An efficient parallel immersed boundary algorithm using a pseudo-compressible fluid solver

TL;DR

This paper introduces a highly efficient parallel immersed boundary algorithm that leverages a pseudo-compressibility approach, enabling explicit computation, excellent scalability, and accurate fluid-structure interaction simulations in multiple dimensions.

Contribution

It presents a novel parallel algorithm using pseudo-compressibility for immersed boundary methods, improving efficiency and scalability over existing projection-based solvers.

Findings

Achieves linear computational complexity with explicit methods

Demonstrates excellent parallel scaling in simulations

Provides accurate results comparable to second-order projection methods

Abstract

We propose an efficient algorithm for the immersed boundary method on distributed-memory architectures, with the computational complexity of a completely explicit method and excellent parallel scaling.

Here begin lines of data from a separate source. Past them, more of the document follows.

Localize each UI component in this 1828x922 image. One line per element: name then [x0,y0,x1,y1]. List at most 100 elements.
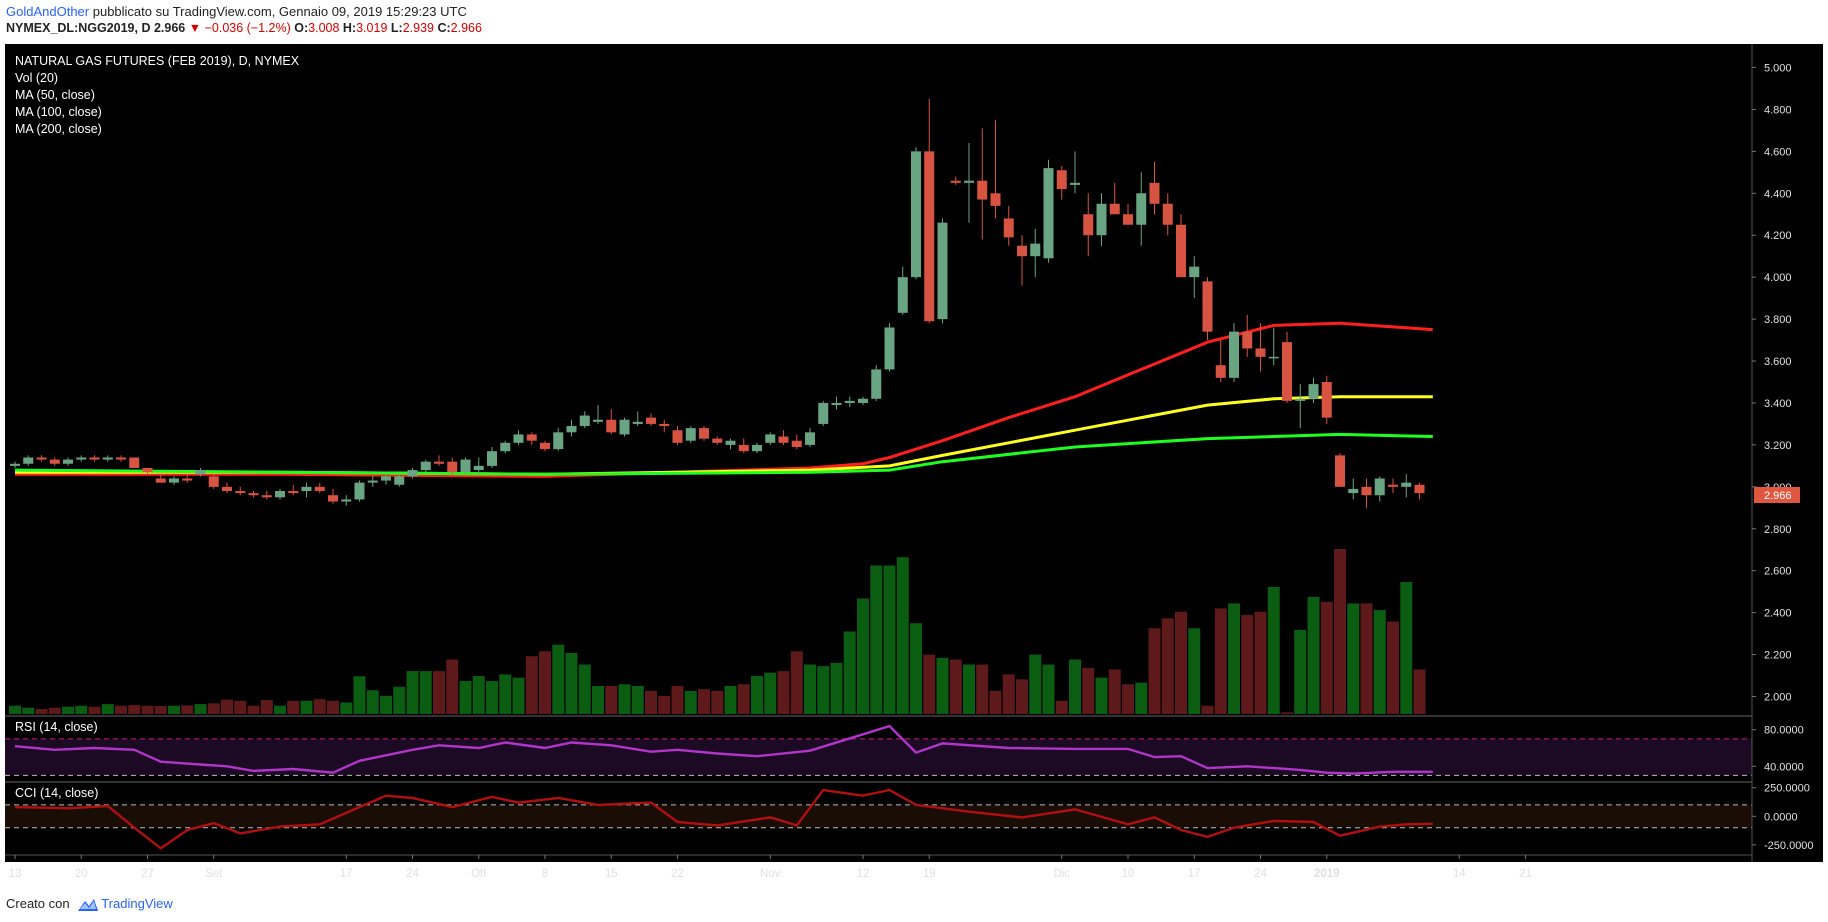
time-tick-label: 27 [141,868,154,880]
volume-bar [870,565,883,714]
symbol-label: NYMEX_DL:NGG2019, D [6,21,151,35]
volume-bar [1334,549,1346,714]
candle-body [1308,384,1319,399]
time-tick-label: 10 [1122,868,1135,880]
candle-body [924,151,935,322]
candle-body [1162,203,1173,225]
down-triangle-icon: ▼ [188,21,202,35]
volume-bar [221,699,233,714]
volume-bar [539,651,551,714]
candle-body [142,467,153,473]
tradingview-link[interactable]: TradingView [101,896,173,911]
volume-bar [1135,682,1148,714]
time-tick-label: 24 [1254,868,1267,880]
volume-bar [1042,664,1055,714]
moving-averages [14,321,1433,478]
candle-body [725,440,736,445]
time-tick-label: Set [205,868,223,880]
close-value: 2.966 [450,21,482,35]
volume-bar [446,659,459,714]
cci-band [5,804,1752,828]
candle-body [89,457,100,460]
cci-tick-label: -250.0000 [1764,840,1814,852]
volume-bar [168,705,180,714]
volume-bar [1281,712,1293,714]
candle-body [566,426,577,433]
candle-body [275,491,285,498]
volume-bar [1360,603,1373,714]
volume-bar [353,676,366,714]
legend-title: NATURAL GAS FUTURES (FEB 2019), D, NYMEX [15,54,300,68]
volume-bar [896,557,909,714]
volume-bar [883,565,896,714]
candle-body [977,180,988,200]
candle-body [195,470,206,475]
volume-bar [1108,669,1121,714]
volume-bar [9,705,21,714]
volume-bar [1161,618,1174,714]
volume-bar [181,705,194,714]
candle-body [301,486,312,492]
candle-body [553,432,564,450]
footer: Creato con TradingView [6,896,173,912]
volume-bar [1055,700,1068,714]
open-label: O: [294,21,309,35]
candle-body [500,442,511,452]
price-tick-label: 4.000 [1764,272,1792,284]
volume-bar [711,690,724,714]
time-tick-label: 13 [9,868,22,880]
candle-body [367,480,378,483]
candle-body [619,419,630,435]
candle-body [1096,203,1107,236]
price-tag: 2.966 [1754,487,1800,503]
volume-bar [194,704,207,714]
volume-bar [830,662,843,714]
axes: 5.000 4.800 4.600 4.400 4.200 4.000 3.800 3.600… [5,44,1792,880]
candle-body [169,478,179,483]
candle-body [738,444,749,452]
candle-body [1136,193,1147,225]
volume-bar [764,672,777,714]
time-tick-label: 22 [671,868,684,880]
volume-bar [393,686,406,714]
volume-bar [154,706,167,714]
candle-body [248,493,259,496]
legend-vol: Vol (20) [15,71,58,85]
legend-ma100: MA (100, close) [15,105,102,119]
publish-info: pubblicato su TradingView.com, Gennaio 0… [92,4,467,19]
candle-body [1348,488,1359,494]
candle-body [831,402,842,406]
candle-body [1321,382,1332,418]
volume-bar [1175,611,1187,714]
author-link[interactable]: GoldAndOther [6,4,90,19]
price-tick-label: 2.200 [1764,650,1792,662]
rsi-tick-label: 80.0000 [1764,725,1804,737]
candle-body [434,461,444,464]
time-tick-label: 8 [542,868,548,880]
candle-body [473,465,484,471]
candle-body [672,430,683,443]
time-tick-label: 19 [923,868,936,880]
price-tag-value: 2.966 [1764,490,1792,502]
candle-body [844,400,855,403]
volume-bar [751,676,763,714]
candle-body [778,436,789,443]
cci-tick-label: 0.0000 [1764,811,1798,823]
candle-body [540,442,550,450]
volume-bar [1387,621,1399,714]
candle-body [288,491,299,494]
volume-bar [843,631,856,714]
candle-body [606,419,617,433]
time-tick-label: 14 [1453,868,1466,880]
volume-bar [35,709,48,714]
volume-bar [658,695,671,714]
volume-bar [141,705,154,714]
volume-bar [1122,684,1134,714]
last-price: 2.966 [153,21,186,35]
candle-body [791,440,802,447]
volume-bar [1069,659,1081,714]
candle-body [858,398,868,403]
volume-bar [923,654,936,714]
legend-ma200: MA (200, close) [15,122,102,136]
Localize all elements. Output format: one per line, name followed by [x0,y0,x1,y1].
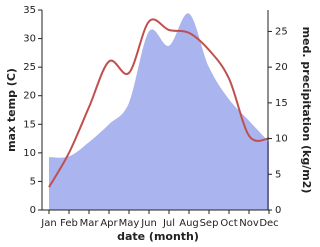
y2-tick-label: 15 [275,98,288,109]
x-axis-title: date (month) [117,230,199,243]
x-tick-label: Nov [239,218,259,229]
y2-tick-label: 10 [275,134,288,145]
y2-axis-title: med. precipitation (kg/m2) [300,27,313,194]
temperature-line [48,18,270,188]
y-tick-label: 10 [23,148,36,159]
precipitation-area [49,13,269,211]
y-tick-label: 35 [23,5,36,16]
y2-tick-label: 25 [275,26,288,37]
y-tick-label: 20 [23,91,36,102]
x-tick-label: Jan [40,218,56,229]
x-tick-label: Oct [220,218,237,229]
x-tick-label: Mar [80,218,100,229]
y-axis-title: max temp (C) [5,68,18,152]
y-tick-label: 15 [23,119,36,130]
y2-tick-label: 5 [275,169,281,180]
x-tick-label: Apr [100,218,118,229]
y-tick-label: 5 [30,176,36,187]
x-tick-label: Jul [162,218,175,229]
y2-tick-label: 0 [275,205,281,216]
y-tick-label: 30 [23,34,36,45]
x-tick-label: Sep [200,218,219,229]
y2-tick-label: 20 [275,62,288,73]
x-tick-label: Aug [179,218,199,229]
x-tick-label: May [119,218,140,229]
x-tick-label: Feb [60,218,78,229]
x-tick-label: Dec [259,218,278,229]
x-tick-label: Jun [140,218,157,229]
y-tick-label: 25 [23,62,36,73]
y-tick-label: 0 [30,205,36,216]
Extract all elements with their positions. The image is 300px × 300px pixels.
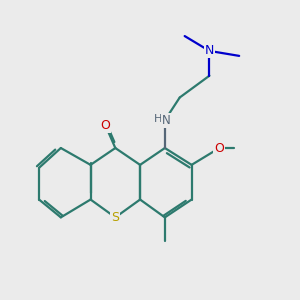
Text: N: N <box>162 114 171 127</box>
Text: N: N <box>205 44 214 57</box>
Text: O: O <box>100 119 110 132</box>
Text: H: H <box>154 114 163 124</box>
Text: S: S <box>111 211 119 224</box>
Text: O: O <box>214 142 224 154</box>
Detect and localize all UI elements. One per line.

The algorithm utilizes the pseudo-compressibility method recently proposed by Guermond and Minev [Comptes Rendus Mathematique, 348:581-585, 2010] that uses a directional splitting strategy to discretize the incompressible Navier-Stokes equations, thereby reducing the linear systems to a series of one-dimensional tridiagonal systems. We perform numerical simulations of several fluid-structure interaction problems in two and three dimensions and study the accuracy and convergence rates of the proposed algorithm. For these problems, we compare the proposed algorithm against other second-order projection-based fluid solvers. Lastly, the strong and weak scaling properties of the proposed algorithm are investigated.